Quant à ceux qui font un rapprochement entre la situation qui a prévalu en Guinée avant le coup d’État contre le Président Alpha Condé et la situation politique actuelle en Rdc, il faut reconnaître que, comparaison n’est pas raison, nous sommes en face de deux contextes tout à fait différents. En effet, le Président de la Rdc, Félix-Antoine Tshisekedi, n’aura même pas besoin de modifier la constitution pour conserver le pouvoir au sommet de l’État. D’autant plus qu’il est dans son premier mandat et qu’il a encore droit de se représenter pour un second mandat en 2023.
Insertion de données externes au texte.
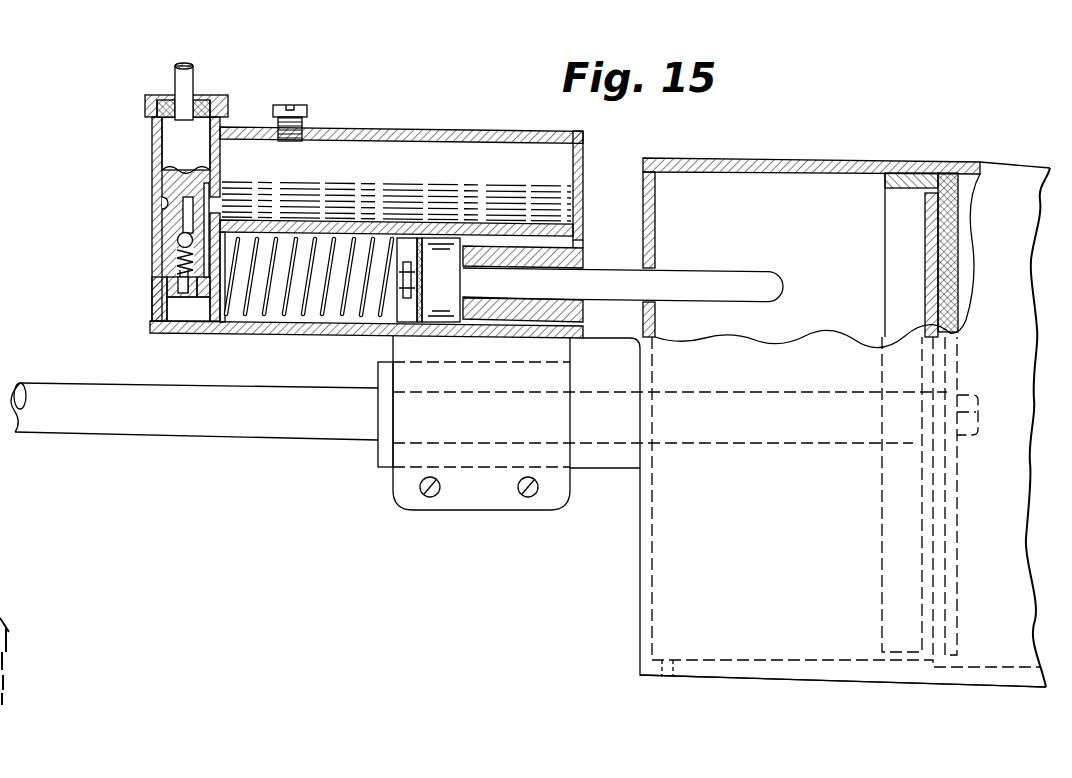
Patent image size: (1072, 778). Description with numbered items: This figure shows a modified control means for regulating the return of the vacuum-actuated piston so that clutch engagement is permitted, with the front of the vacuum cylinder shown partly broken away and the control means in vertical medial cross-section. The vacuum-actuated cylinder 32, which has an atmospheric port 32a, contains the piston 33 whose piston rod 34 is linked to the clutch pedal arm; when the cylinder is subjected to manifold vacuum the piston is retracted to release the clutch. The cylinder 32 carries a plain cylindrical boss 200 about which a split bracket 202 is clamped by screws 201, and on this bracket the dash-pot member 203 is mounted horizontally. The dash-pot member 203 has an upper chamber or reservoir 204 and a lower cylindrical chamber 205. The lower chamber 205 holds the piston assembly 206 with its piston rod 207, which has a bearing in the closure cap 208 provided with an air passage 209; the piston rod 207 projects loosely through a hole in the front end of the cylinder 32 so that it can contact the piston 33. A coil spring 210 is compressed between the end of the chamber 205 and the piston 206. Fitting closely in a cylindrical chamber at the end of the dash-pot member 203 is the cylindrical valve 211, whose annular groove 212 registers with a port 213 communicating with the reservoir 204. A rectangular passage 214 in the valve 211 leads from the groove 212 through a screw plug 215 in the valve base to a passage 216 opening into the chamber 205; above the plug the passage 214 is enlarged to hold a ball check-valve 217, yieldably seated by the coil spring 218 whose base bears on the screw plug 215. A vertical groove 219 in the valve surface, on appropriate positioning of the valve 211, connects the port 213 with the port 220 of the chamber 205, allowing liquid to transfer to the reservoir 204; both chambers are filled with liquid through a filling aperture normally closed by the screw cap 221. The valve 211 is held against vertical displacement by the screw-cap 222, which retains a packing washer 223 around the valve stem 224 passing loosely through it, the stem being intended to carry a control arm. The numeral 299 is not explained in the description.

En outre, tout congolais épris de paix pensent que les congolais gagneront à attendre les prochaines élections pour espérer une éventuelle 2ème alternance démocratique au sommet de l’État, au cas où les électeurs congolais ne renouvellaient pas le bail de l’actuel chef de l’État au Palais de la Nation. La RDC étant un État très fragile, un « Failed State », selon le vocabulaire américain, les congolais n’ont donc aucun intérêt à vouloir encourager des schémas susceptibles d’enfoncer davantage le pays dans la violence. Les affres de la guerre importée par l’Afdl, cheval de Troie des envahisseurs étrangers, doivent les en dissuader, pensent les analystes.
Grosso modo, tant qu’il y aura des coups d’État constitutionnels, électoraux, nous assisterons encore aux coups d’État et autres putschs militaires en Afrique.